Un vendredi matin, jour sacré des musulmans, je m’apprêtais à partir au cimetière quand j’ai reçu la bonne nouvelle, celle de la célébration de la béatification à Oran le 8 décembre. Mon cœur battait la chamade et j’ai éclaté en sanglots. Pourquoi maintenant à quelques jours de la mort de mon père ? Pourquoi aujourd’hui, jour de la visite des morts au cimetière, mais également jour de la Djoumouaâ en arabe qui veut dire « la ré-union ». J’ai essayé de décortiquer tout ce qui m’arrivait à cet instant-là et soudain j’ai aperçu dans cette nouvelle un clin d’œil de notre Dieu à tous qui me disait c’est le moment, il faut y aller. « C’était le moment de quoi ? », pensais-je. Et je me revois en train de me lever, d’ouvrir la porte et de m’orienter vers le cimetière musulman pour rendre visite à mes morts. Cette connexion avec cet au-delà parait déraisonnable pour des cartésiens. Mais avant de sortir, et sans trop réfléchir, il fallait que je fasse un message pour demander à être dans le comité d’organisation de la béatification sans mesurer ce qui m’attendait, et je m’en allais.

Au cimetière, je souriais aux tombes comme s’il y avait une complicité entre moi et les morts, entre moi et cet au-delà, entre moi et Dieu. Je rentrais en amitié avec Dieu. Ma présence dans les préparatifs de l’évènement devenait pour moi une obsession. Et si on me disait « non, tu ne peux pas être dans le comité d’organisation », me dis-ai-je.

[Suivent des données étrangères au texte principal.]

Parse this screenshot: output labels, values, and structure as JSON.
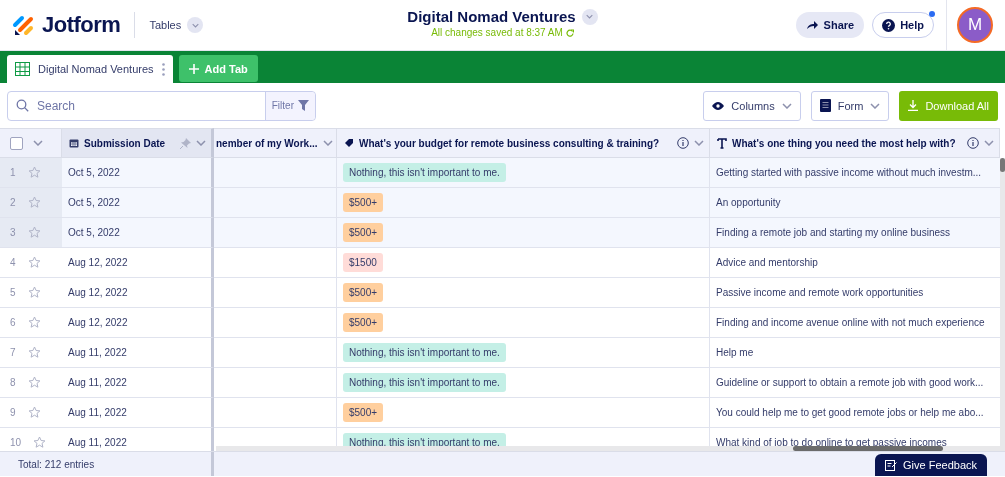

Le 18 septembre, je reçu un mail me souhaitant la bienvenue dans le groupe qui devait penser et concrétiser cet évènement historique. Le moment tant attendu arriva. J’y étais. Mon songe prenait forme. Je regardais vers le ciel et je revoyais ce clin d’œil souriant : « tu y es, maintenant tu fonces et tu ne regardes plus en arrière, tu ne penses plus. Tu as des choses à accomplir. Tu l’as promis. Ça ne va pas être facile. Je serai là pour t’aider », me dira t-il. Ce signe de Dieu, je l’avais tant cherché, je l’avais tant prié.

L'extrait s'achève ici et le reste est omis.